Escribe Gaston Bachelard: “El agua es el elemento más favorable para ilustrar los temas de combinación de los poderes. ¡Asimila tantas sustancias! ¡Atrae tantas esencias!”. Así, la sal, es la sustancia que le brinda la cualidad de “mar”, y permite comprenderla como agua compuesta. Ante lo mesurable le deviene lo inconmensurable. Aunque la sal devuelve al agua, canta el poeta: “¿por qué es tan dulce el arroyo/ si el agua es sangre de sal?” Desde la estabilidad o la solidificación, desde lo “incorruptible”, desde el mínimo cristal se extrae el agua; la sal es el símbolo purificador y protector, el alimento, el alma y la espiritualidad. Parte desde lo simbólico, lo intangible, el arroyo.

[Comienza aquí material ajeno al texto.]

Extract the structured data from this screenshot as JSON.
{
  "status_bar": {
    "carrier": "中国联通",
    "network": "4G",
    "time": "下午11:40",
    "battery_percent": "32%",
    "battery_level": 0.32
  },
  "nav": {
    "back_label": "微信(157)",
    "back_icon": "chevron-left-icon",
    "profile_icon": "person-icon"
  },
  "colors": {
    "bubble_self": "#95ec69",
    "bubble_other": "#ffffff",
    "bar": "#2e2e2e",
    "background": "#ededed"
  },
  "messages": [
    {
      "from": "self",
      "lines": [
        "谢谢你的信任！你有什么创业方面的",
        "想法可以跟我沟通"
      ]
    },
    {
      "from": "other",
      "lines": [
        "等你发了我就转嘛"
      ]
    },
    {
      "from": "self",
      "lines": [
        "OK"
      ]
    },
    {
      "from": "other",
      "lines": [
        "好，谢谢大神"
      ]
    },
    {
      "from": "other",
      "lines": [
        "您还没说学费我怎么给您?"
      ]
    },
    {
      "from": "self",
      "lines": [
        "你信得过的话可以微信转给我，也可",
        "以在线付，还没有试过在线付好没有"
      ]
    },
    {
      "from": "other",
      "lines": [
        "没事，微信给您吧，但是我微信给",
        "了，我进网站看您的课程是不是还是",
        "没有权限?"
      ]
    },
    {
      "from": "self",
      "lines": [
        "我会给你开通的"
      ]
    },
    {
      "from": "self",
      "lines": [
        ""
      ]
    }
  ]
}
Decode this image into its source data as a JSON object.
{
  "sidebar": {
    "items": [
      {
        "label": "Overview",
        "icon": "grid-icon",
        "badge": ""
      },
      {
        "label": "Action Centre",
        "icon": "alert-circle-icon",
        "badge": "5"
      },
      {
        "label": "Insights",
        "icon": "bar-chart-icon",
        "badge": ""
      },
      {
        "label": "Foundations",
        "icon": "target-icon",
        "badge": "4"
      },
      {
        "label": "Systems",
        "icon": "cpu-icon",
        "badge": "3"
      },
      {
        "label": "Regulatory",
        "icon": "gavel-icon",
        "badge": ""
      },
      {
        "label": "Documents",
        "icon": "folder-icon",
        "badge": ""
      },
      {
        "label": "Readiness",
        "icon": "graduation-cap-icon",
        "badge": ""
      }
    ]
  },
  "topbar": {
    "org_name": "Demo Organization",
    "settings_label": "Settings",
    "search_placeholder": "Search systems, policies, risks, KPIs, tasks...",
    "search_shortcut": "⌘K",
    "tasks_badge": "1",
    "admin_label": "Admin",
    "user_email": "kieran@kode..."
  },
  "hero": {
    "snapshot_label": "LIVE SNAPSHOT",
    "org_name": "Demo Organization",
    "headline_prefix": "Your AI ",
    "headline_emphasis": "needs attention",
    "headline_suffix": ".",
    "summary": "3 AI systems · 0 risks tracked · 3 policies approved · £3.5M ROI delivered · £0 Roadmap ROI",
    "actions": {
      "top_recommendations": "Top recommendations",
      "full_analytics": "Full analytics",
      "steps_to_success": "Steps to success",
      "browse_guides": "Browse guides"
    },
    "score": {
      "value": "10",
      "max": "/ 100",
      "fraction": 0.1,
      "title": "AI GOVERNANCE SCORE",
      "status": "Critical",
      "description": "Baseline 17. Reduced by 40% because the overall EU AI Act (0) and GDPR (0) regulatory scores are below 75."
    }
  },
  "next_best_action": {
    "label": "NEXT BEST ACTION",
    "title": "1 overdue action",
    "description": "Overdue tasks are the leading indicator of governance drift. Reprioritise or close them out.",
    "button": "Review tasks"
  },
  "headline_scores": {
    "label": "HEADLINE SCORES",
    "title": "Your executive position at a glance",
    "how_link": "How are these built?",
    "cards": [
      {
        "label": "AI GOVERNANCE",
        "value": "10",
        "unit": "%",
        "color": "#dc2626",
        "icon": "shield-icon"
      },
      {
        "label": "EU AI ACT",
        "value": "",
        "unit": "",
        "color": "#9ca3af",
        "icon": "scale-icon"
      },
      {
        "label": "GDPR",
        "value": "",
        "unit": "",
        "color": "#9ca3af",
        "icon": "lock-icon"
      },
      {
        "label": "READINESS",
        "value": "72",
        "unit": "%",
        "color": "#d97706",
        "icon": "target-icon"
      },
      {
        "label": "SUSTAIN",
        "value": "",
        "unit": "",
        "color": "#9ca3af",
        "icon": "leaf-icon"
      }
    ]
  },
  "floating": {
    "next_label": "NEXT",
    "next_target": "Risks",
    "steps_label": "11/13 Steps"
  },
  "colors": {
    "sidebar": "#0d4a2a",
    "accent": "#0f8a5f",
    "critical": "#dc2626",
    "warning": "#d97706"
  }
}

La sustancia del mar prosigue en lo aparentemente “ínfimo” en cuanto a partícula perceptible, porque reconcentra en el proceso vegetal la continuidad y la reproducción por medio de imágenes que albergan la simiente. De tal manera, que el poeta Víctor Toledo potencia, sobre la forma del objeto nombrado, la hondura en ese cuerpo que se sostiene en femenino o en masculino con la frescura original de quien vivifica lo maravilloso por medio de las apetencias y reincorpora al objeto como sujeto de relevancia en sí por su cualidad esencial, además que formula el sentido de existencia y de ser, en su propagación inalterable hacia lo inconmensurable.

Lo primigenio en fruto manifiesta la porción visible de su materialidad, a través de su consistencia y textura. La sexualización muestra el erotismo personificado, y a su vez, conserva la “esencia” del agua —en gota, jugo, miel, carnosidad, pulpa— y el origen del nombre signado al fruto mismo. Así, el símbolo del agua permanece como simiente, purificación, renacimiento, en conjunción con las fuerzas femeninas y masculinas exaltando el microcosmo o lo minúsculo frente al macrocosmo o lo mayúsculo, en cuyo caso, contempla la correlación de elementos primordiales salvaguardados durante la luz. La naturaleza en sexo, en fuerza, en poder, refugia al ser con el miramiento hacia la eternidad desde el instante mismo, donde el tiempo no es sólo estacional ni de maduración sino de continuum. Alude al sentido de eternidad forjada desde el agua y la luz, desde la gota; la intangibilidad cobra presencia a través de esta condición. Ver de mar de ver, de Víctor Toledo, convoca e invoca al espíritu para exaltarlo en sí y reverencia al Ser ante el concepto mayor de “Unidad”.